各種所得の内容(全41問中17問目)

No.17

居住者に係る所得税の総合課税の対象となる譲渡所得に関する次の記述のうち、最も適切なものはどれか。
2020年9月試験 問26
  1. 譲渡資産について、譲渡した年の1月1日における所有期間が5年以下であるものは短期譲渡所得に区分され、5年を超えるものは長期譲渡所得に区分される。
  2. 資産を個人に対して通常の取引価額の2分の1未満の金額で譲渡した場合、譲渡所得の金額の計算上、譲渡があった時の通常の取引価額を総収入金額に算入する。
  3. 同一年中に長期譲渡所得に係る譲渡益と短期譲渡所得に係る譲渡益がある場合、譲渡所得の特別控除額は、長期譲渡所得に係る譲渡益から控除し、控除しきれない金額を短期譲渡所得に係る譲渡益から控除する。
  4. 総所得金額の計算上、短期譲渡所得の金額はその全額を総所得金額に算入し、長期譲渡所得の金額はその2分の1相当額を総所得金額に算入する。

正解 4

問題難易度
肢129.0%
肢211.2%
肢313.0%
肢446.8%

解説

  1. 不適切。
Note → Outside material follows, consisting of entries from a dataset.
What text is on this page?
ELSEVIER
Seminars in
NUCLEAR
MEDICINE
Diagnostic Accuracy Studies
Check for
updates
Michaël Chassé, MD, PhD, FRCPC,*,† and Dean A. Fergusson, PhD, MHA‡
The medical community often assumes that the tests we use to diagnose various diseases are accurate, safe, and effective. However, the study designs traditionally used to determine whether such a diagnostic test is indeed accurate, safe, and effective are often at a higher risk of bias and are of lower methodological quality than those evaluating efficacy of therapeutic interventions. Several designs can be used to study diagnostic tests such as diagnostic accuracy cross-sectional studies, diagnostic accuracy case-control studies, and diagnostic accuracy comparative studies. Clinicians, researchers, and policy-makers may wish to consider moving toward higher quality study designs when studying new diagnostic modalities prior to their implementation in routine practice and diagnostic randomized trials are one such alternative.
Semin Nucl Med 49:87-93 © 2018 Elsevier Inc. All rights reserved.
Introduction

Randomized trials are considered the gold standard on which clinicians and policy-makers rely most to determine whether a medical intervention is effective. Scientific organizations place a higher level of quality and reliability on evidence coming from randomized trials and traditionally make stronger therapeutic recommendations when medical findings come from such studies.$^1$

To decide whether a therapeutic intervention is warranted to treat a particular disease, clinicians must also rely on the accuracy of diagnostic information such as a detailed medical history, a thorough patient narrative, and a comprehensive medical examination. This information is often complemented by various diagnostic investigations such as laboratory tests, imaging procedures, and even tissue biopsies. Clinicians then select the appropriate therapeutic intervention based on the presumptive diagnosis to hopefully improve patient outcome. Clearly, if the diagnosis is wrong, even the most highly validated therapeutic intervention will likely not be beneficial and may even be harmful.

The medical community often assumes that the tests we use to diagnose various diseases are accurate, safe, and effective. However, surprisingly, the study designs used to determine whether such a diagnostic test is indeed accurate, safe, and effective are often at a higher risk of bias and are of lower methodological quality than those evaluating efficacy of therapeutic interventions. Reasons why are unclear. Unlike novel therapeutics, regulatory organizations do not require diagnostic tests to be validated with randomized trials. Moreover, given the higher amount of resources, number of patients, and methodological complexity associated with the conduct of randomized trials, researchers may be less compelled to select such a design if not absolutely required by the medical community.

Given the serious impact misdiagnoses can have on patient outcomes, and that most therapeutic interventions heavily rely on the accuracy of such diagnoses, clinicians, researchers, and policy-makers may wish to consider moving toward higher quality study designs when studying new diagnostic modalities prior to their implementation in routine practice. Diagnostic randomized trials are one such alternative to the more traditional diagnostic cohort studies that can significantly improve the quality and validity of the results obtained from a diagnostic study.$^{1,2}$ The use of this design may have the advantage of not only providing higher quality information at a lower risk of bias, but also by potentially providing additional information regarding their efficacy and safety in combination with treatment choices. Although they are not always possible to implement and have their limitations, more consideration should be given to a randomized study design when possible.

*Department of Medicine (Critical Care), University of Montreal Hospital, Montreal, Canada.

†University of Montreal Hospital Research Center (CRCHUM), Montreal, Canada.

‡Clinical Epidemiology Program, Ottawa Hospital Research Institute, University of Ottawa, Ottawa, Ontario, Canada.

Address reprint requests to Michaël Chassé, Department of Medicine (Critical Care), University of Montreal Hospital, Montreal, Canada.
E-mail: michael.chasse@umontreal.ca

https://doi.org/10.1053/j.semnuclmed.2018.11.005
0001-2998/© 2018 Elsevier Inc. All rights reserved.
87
総合課税の対象となる譲渡所得では、短期・長期の別を譲渡日における所有期間で判定します。5年以下であれば短期譲渡所得、5年超であれば長期譲渡所得です。不動産の(分離課税の)譲渡所得のように譲渡した年の1月1日時点における所有期間ではないので注意しましょう。
  2. 不適切。個人から個人に時価の2分の1未満で資産が譲渡された場合でも、譲渡所得の金額の計算上、譲渡の対価そのままを収入金額とします。なお、著しく低い価額の譲渡と判定された場合には、資産を譲受した個人は時価と対価の差額を贈与により取得したものとみなされ、贈与税の課税対象となります。
    ※役員から法人に2分の1未満の金額で低額譲渡があった場合には、時価で譲渡したものとみなされますが個人間の取引ではこの規定は適用されません。
    個人事業主が、取得価額が10万円未満または使用可能期間が1年未満の減価償却資産で事業の用に供しているものを譲渡したときは、原則として、事業所得の金額の計算上、その譲渡による収入金額を総収入金額に算入する。2021.5-25-2
  3. 不適切。総合課税の譲渡所得は特別控除額50万円を差し引きますが、長期譲渡所得に係る譲渡益と短期譲渡所得に係る譲渡益がある場合は、まず短期譲渡所得に係る譲渡益から控除され、控除しきれない金額が長期譲渡所得に係る譲渡益から控除されます(短期→長期の順)。
  4. [適切]。短期譲渡所得の金額はその全額が総所得金額に算入されますが、長期譲渡所得の金額は合計額の2分の1相当額を総所得金額に算入します。
したがって適切な記述は[4]です。